The GoFundMe Miracle

The most prominent example of successful private charity in action during the COVID-19 crisis is the crowd-sourcing website GoFundMe. The already-popular service has for years allowed individuals to post public pleas for charitable cases, and, in many cases, generous donations beyond their wildest expectations have poured in.

The pandemic only accelerated their success.

“Between March 1 and August 31, 2020, the GoFundMe community responded to the widespread impact of the pandemic by raising over $625 million through over 9 million donations for frontline workers, small businesses, causes, organizations, and more,” GoFundMe reports

More than 150,000 different fundraisers were started for COVID-19 relief, with causes as varied as fundraising for small businesses ruined by lockdowns, medical fundraising, protective gear for frontline workers, memorial services, and more. 

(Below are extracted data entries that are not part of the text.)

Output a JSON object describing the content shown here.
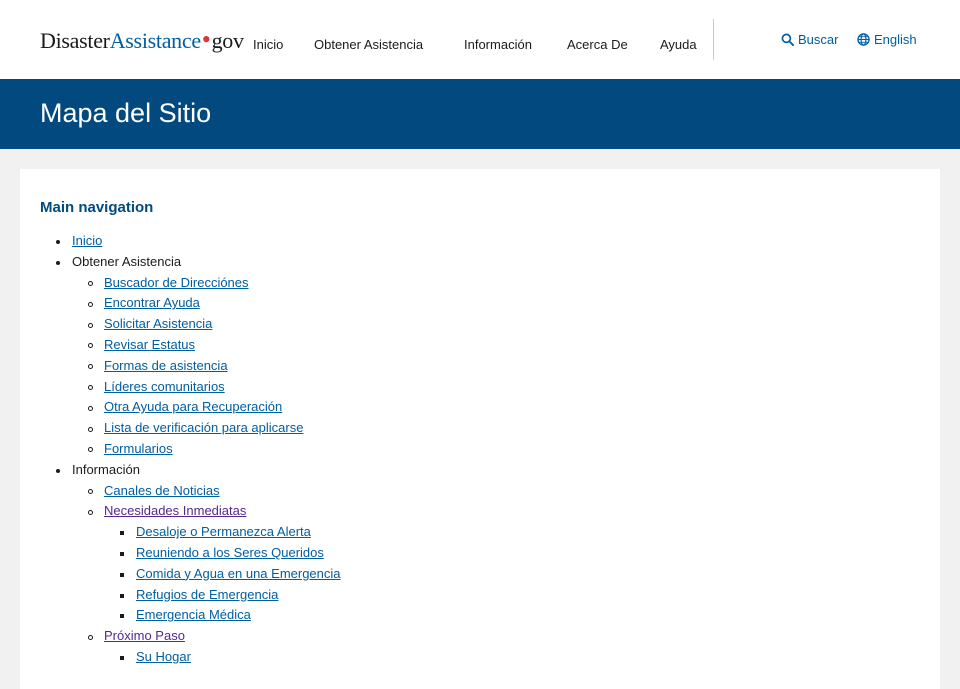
{
  "header": {
    "logo": {
      "part1": "Disaster",
      "part2": "Assistance",
      "dot": "•",
      "part3": "gov"
    },
    "nav": [
      {
        "label": "Inicio"
      },
      {
        "label": "Obtener Asistencia"
      },
      {
        "label": "Información"
      },
      {
        "label": "Acerca De"
      },
      {
        "label": "Ayuda"
      }
    ],
    "search_label": "Buscar",
    "language_label": "English"
  },
  "banner": {
    "title": "Mapa del Sitio"
  },
  "main": {
    "heading": "Main navigation",
    "items": [
      {
        "label": "Inicio",
        "level": 1,
        "link": true,
        "visited": false
      },
      {
        "label": "Obtener Asistencia",
        "level": 1,
        "link": false,
        "visited": false
      },
      {
        "label": "Buscador de Direcciónes",
        "level": 2,
        "link": true,
        "visited": false
      },
      {
        "label": "Encontrar Ayuda",
        "level": 2,
        "link": true,
        "visited": false
      },
      {
        "label": "Solicitar Asistencia",
        "level": 2,
        "link": true,
        "visited": false
      },
      {
        "label": "Revisar Estatus",
        "level": 2,
        "link": true,
        "visited": false
      },
      {
        "label": "Formas de asistencia",
        "level": 2,
        "link": true,
        "visited": false
      },
      {
        "label": "Líderes comunitarios",
        "level": 2,
        "link": true,
        "visited": false
      },
      {
        "label": "Otra Ayuda para Recuperación",
        "level": 2,
        "link": true,
        "visited": false
      },
      {
        "label": "Lista de verificación para aplicarse",
        "level": 2,
        "link": true,
        "visited": false
      },
      {
        "label": "Formularios",
        "level": 2,
        "link": true,
        "visited": false
      },
      {
        "label": "Información",
        "level": 1,
        "link": false,
        "visited": false
      },
      {
        "label": "Canales de Noticias",
        "level": 2,
        "link": true,
        "visited": false
      },
      {
        "label": "Necesidades Inmediatas",
        "level": 2,
        "link": true,
        "visited": true
      },
      {
        "label": "Desaloje o Permanezca Alerta",
        "level": 3,
        "link": true,
        "visited": false
      },
      {
        "label": "Reuniendo a los Seres Queridos",
        "level": 3,
        "link": true,
        "visited": false
      },
      {
        "label": "Comida y Agua en una Emergencia",
        "level": 3,
        "link": true,
        "visited": false
      },
      {
        "label": "Refugios de Emergencia",
        "level": 3,
        "link": true,
        "visited": false
      },
      {
        "label": "Emergencia Médica",
        "level": 3,
        "link": true,
        "visited": false
      },
      {
        "label": "Próximo Paso",
        "level": 2,
        "link": true,
        "visited": true
      },
      {
        "label": "Su Hogar",
        "level": 3,
        "link": true,
        "visited": false
      }
    ]
  },
  "colors": {
    "brand_blue": "#005ea2",
    "banner_blue": "#01497e",
    "heading_blue": "#004b80",
    "visited_purple": "#54278f",
    "logo_dot_red": "#d83933"
  }
}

And these data are just through August, so the numbers have no doubt grown larger since. With no bureaucracy, middle-men, or political cronyism involved, GoFundMe charitable fundraisers delivered vast financial resources directly to those who needed them most. 

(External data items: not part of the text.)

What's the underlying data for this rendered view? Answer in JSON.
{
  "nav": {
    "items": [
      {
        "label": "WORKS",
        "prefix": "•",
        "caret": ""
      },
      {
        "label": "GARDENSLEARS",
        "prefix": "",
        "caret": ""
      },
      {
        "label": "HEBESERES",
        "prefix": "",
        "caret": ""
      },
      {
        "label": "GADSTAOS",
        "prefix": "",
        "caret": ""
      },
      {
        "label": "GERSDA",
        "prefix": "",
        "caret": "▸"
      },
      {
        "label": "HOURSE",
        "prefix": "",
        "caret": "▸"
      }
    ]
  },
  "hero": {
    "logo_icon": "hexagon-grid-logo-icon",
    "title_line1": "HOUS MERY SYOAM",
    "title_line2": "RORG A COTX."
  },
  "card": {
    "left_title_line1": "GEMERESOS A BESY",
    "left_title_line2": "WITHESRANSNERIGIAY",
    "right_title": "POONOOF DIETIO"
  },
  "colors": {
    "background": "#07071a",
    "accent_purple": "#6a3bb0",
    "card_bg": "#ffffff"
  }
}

In an example from just this week, the family of a man stricken by COVID-19 in critical condition has raised nearly $50,000 for medical bills. His wife doesn’t qualify for her state’s COVID relief program. 

Yes, GoFundMe’s efforts might pale in sheer dollar-size to the federal government’s. 

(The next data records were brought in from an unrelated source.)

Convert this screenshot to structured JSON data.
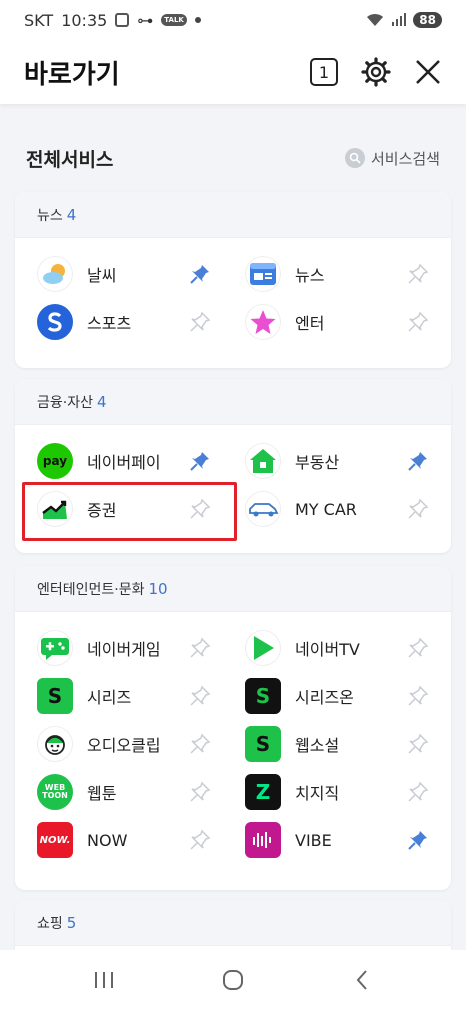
{
  "status": {
    "carrier": "SKT",
    "time": "10:35",
    "talk": "TALK",
    "battery": "88"
  },
  "header": {
    "title": "바로가기",
    "tab_count": "1"
  },
  "all_services": {
    "title": "전체서비스",
    "search_label": "서비스검색"
  },
  "colors": {
    "pin_active": "#4a7fd6",
    "pin_inactive": "#c9ccd2",
    "accent": "#3f74c6",
    "highlight": "#e0202a"
  },
  "sections": {
    "news": {
      "title": "뉴스",
      "count": "4",
      "items": [
        {
          "label": "날씨",
          "icon": "weather-icon",
          "pinned": true
        },
        {
          "label": "뉴스",
          "icon": "news-icon",
          "pinned": false
        },
        {
          "label": "스포츠",
          "icon": "sports-icon",
          "pinned": false
        },
        {
          "label": "엔터",
          "icon": "star-icon",
          "pinned": false
        }
      ]
    },
    "finance": {
      "title": "금융·자산",
      "count": "4",
      "items": [
        {
          "label": "네이버페이",
          "icon": "naverpay-icon",
          "icon_text": "pay",
          "pinned": true
        },
        {
          "label": "부동산",
          "icon": "house-icon",
          "pinned": true
        },
        {
          "label": "증권",
          "icon": "stock-chart-icon",
          "pinned": false
        },
        {
          "label": "MY CAR",
          "icon": "car-icon",
          "pinned": false
        }
      ]
    },
    "entertainment": {
      "title": "엔터테인먼트·문화",
      "count": "10",
      "items": [
        {
          "label": "네이버게임",
          "icon": "gamepad-icon",
          "pinned": false
        },
        {
          "label": "네이버TV",
          "icon": "play-icon",
          "pinned": false
        },
        {
          "label": "시리즈",
          "icon": "series-icon",
          "icon_text": "S",
          "pinned": false
        },
        {
          "label": "시리즈온",
          "icon": "series-on-icon",
          "icon_text": "S",
          "pinned": false
        },
        {
          "label": "오디오클립",
          "icon": "audioclip-icon",
          "pinned": false
        },
        {
          "label": "웹소설",
          "icon": "webnovel-icon",
          "icon_text": "S",
          "pinned": false
        },
        {
          "label": "웹툰",
          "icon": "webtoon-icon",
          "icon_text": "WEB TOON",
          "pinned": false
        },
        {
          "label": "치지직",
          "icon": "chzzk-icon",
          "icon_text": "Z",
          "pinned": false
        },
        {
          "label": "NOW",
          "icon": "now-icon",
          "icon_text": "NOW.",
          "pinned": false
        },
        {
          "label": "VIBE",
          "icon": "vibe-icon",
          "pinned": true
        }
      ]
    },
    "shopping": {
      "title": "쇼핑",
      "count": "5"
    }
  }
}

But keep in mind that GoFundMe is just one of untold thousands of private charities, organizations, nonprofits and services doing this kind of work. And we must consider the fact that were the government not consuming so much of our resources on poverty alleviation efforts, GoFundMe and its ilk would be doing far more to help people that is currently “crowded out.”

Big Government Replaces Private Charity

It’s difficult to quantify the exact relationship, but there’s no doubt that big government programs reduce the amount of private charity in a society. 

The more individuals are paying in taxes, the less money they have for donations. So, too, the less appetite they have for funding anti-poverty efforts, seeing as that’s what they’re told, in part, their taxes are supposed to do. 

This trend has played out over the course of American history.

“The heyday of laissez-faire, the middle and late nineteenth century in Britain and the United States, saw an extraordinary proliferation of private eleemosynary organizations and institutions,” Nobel-prize-winning economist Milton Friedman wrote in Capitalism and Freedom.

“One of the major costs of the extension of governmental welfare activities has been the corresponding decline in private charitable activities,” he concluded.

For example, one study found that “church [charitable] spending fell by 30% in response to the New Deal, and that government relief spending can explain virtually all of the decline in charitable church activity observed between 1933 and 1939.”

The exact magnitude of the relationship is hard to pin down, but broadly speaking, it’s demonstrably true that the more the government spends to address poverty, the less resources and desire there will be available to support private anti-poverty efforts. 

In real life, resources are scarce. The most basic lesson of economics is that we must make trade-offs: The more we use in one area, the less we can use elsewhere.

When it comes to government management of COVID relief, that's bad news for the most vulnerable.